C’est la dernière des salles couvertes. Il est distribué dans trois espaces séparés par un mur central avec trois trous créés par des arcs en plein cintre. Deux d’entre eux étaient des bains individuels pour l’immersion dans l’eau chaude et au milieu il y avait une chaudière.
El Bañuelo est connu sous ce nom depuis la fin du XIXe siècle car il est beaucoup plus petit que les bains royaux de l’Alhambra. C’est pourquoi le diminutif -elo a été ajouté au mot « baño ». Bien qu’au cours de sa longue histoire, il ait reçu des noms différents. À l’époque médiévale, il s’appelait le « Baño del Nogal » ou ḥammān al-Ŷawza, puis le « Baño de Palacio » et plus tard le « Baño de la Puerta de Guadix ». C’est l’un des plus anciens bâtiments de la ville et l’un des complexes thermaux les mieux préservés. C’est tout un défi puisque la plupart des bains musulmans ont été détruits. Après la conquête des Rois Catholiques, ils ont progressivement cessé d’être utilisés jusqu’à leur disparition complète au temps de Philippe III.
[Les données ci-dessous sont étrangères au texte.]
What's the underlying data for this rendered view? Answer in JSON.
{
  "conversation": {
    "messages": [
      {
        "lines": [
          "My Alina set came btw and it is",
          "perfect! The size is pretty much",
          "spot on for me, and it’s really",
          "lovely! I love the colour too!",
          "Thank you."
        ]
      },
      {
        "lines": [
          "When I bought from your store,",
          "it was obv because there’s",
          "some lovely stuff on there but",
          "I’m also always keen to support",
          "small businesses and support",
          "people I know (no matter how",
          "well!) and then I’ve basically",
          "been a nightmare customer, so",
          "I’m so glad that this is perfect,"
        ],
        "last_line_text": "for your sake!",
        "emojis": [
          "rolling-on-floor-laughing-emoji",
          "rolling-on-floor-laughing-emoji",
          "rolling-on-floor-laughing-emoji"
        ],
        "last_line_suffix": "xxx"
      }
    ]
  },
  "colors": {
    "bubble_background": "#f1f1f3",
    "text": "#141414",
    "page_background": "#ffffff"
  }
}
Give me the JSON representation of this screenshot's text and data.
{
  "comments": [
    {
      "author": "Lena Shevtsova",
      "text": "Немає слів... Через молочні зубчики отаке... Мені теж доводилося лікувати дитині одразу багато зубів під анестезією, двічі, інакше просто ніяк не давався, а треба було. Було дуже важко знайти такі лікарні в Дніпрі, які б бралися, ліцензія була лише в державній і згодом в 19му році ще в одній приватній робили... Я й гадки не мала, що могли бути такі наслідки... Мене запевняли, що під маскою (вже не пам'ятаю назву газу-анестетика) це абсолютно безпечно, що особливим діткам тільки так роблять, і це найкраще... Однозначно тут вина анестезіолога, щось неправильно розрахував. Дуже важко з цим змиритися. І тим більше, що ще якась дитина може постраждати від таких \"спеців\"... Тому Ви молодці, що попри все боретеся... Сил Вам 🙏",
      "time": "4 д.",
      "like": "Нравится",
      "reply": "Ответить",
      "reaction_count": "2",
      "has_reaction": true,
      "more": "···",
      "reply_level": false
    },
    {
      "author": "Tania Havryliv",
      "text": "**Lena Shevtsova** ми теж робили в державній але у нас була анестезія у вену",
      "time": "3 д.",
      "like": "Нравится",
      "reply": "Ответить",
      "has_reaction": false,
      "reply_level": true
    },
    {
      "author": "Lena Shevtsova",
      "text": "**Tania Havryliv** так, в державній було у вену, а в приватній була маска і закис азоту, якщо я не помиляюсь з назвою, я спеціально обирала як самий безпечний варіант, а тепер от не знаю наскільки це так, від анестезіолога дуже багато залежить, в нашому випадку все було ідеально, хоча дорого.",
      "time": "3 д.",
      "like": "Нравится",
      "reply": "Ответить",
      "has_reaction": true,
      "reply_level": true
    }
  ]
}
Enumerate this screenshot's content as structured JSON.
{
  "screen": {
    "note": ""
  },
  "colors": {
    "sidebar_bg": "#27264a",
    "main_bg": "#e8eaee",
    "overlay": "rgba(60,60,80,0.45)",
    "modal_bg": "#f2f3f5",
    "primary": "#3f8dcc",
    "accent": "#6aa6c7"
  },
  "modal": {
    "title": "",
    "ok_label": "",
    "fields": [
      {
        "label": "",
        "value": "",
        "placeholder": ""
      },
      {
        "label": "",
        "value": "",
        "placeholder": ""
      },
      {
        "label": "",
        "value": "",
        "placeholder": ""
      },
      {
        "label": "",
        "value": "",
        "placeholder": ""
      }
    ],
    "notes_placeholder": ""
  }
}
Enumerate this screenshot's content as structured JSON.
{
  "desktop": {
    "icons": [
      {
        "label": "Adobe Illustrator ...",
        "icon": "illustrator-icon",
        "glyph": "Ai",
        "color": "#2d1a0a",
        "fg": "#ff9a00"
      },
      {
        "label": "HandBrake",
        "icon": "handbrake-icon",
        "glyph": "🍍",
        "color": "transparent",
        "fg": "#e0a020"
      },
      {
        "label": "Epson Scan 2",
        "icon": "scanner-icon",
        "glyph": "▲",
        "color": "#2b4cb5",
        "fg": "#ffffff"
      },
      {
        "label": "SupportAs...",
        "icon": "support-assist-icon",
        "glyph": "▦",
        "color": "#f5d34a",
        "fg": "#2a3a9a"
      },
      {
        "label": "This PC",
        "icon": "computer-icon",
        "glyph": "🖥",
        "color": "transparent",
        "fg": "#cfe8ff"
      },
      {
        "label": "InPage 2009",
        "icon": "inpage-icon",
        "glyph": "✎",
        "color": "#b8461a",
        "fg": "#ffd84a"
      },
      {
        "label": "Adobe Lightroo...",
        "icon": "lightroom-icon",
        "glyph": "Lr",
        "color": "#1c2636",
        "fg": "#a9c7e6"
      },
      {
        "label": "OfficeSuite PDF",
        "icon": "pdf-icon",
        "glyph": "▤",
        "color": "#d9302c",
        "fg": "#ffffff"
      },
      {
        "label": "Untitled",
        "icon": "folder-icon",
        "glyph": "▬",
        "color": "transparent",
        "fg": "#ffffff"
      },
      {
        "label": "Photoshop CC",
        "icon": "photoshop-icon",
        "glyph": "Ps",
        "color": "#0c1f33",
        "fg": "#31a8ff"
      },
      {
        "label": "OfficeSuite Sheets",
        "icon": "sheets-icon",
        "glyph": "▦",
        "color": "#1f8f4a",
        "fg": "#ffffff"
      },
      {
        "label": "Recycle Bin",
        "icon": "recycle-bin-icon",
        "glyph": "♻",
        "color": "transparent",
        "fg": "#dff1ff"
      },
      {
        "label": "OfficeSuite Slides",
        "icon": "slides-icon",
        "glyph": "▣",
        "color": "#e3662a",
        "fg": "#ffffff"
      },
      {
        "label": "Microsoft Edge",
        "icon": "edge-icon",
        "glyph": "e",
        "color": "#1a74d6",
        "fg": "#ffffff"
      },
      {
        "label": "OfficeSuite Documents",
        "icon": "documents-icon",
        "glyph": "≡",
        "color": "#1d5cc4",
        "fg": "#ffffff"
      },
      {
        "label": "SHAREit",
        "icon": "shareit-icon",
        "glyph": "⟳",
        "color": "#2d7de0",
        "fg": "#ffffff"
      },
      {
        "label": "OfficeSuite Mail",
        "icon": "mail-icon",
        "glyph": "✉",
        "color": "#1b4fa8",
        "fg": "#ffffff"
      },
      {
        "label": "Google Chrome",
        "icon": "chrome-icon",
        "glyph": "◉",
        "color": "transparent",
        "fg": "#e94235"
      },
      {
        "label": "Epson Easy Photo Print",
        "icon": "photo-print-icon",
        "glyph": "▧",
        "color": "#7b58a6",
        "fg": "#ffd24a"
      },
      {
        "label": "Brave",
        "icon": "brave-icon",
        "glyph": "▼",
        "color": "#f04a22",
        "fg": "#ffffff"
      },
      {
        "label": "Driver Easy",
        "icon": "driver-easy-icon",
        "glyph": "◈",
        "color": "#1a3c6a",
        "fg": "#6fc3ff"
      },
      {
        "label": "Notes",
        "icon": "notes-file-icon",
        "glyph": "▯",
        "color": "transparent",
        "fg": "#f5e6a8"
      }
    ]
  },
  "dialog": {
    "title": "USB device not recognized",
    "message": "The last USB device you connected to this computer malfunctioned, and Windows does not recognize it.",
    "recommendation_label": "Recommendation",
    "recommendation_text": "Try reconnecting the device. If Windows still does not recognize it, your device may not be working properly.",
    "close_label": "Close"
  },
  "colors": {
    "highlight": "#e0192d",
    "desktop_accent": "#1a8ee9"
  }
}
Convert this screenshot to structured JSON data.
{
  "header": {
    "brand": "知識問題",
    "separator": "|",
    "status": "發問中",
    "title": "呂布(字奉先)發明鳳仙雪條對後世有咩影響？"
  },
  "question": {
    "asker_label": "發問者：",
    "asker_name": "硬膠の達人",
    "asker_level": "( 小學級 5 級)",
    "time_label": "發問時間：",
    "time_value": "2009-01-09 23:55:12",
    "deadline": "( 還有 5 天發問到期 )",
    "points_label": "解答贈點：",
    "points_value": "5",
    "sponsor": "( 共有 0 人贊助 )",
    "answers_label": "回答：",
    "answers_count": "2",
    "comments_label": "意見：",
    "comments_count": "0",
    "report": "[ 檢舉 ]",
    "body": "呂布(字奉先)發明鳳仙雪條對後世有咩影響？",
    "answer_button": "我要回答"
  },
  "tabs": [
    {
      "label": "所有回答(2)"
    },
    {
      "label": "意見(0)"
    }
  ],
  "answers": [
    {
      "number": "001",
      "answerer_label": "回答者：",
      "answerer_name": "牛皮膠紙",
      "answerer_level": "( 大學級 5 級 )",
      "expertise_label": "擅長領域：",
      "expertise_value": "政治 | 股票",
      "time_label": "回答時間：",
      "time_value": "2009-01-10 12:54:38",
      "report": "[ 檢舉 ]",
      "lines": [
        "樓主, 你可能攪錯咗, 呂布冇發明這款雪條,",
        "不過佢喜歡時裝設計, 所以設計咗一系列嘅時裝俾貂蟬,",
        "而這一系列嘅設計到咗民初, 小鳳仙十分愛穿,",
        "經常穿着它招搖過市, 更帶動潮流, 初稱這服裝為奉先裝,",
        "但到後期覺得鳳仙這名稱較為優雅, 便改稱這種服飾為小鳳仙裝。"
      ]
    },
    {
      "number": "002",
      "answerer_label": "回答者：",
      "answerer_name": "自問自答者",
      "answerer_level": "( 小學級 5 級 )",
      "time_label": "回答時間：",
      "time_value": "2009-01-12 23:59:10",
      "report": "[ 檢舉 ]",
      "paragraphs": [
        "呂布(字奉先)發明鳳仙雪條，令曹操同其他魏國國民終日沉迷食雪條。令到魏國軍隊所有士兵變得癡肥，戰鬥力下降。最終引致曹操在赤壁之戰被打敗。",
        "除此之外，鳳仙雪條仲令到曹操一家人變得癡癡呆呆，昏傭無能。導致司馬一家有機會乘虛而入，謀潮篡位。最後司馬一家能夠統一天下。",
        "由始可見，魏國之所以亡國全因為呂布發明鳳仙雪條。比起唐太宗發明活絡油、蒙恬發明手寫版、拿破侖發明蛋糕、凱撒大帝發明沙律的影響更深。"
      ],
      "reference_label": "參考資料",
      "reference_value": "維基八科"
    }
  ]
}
Contrairement à ce que l’on croit, ce n’est pas parce que les chrétiens ont été plus négligents avec leur hygiène mais plutôt à cause d’un problème politique et social. Le hammam était un lieu de rencontre d’une grande importance symbolique pour les musulmans et ne pouvait donc pas être préservé. La propagande de l’époque le justifiait en mettant ces établissements en relation avec la prétendue dépravation musulmane, les comparant même à des maisons closes.
Vous pouvez visiter ce monument dans la Carrera del Darro, près de la Plaza Nueva et en face du Puente del Cadí. Vous pouvez parfaitement y accéder à pied depuis le centre historique de Grenade ou en bus. Les lignes que vous pouvez prendre sont C31 (Albaicin-Centre), C32 (Alhambra-Albaicin) et C34 (Sacromonte-Centre). Le nom de l’arrêt de bus est évident puisqu’il s’appelle « El Bañuelo ».
Les visites sont gratuites du lundi au dimanche du 15 septembre au 30 avril de 10h00 à 17h00 et du 1er mai au 14 septembre de 09h00 à 14h30 et de 17h00 à 20h30.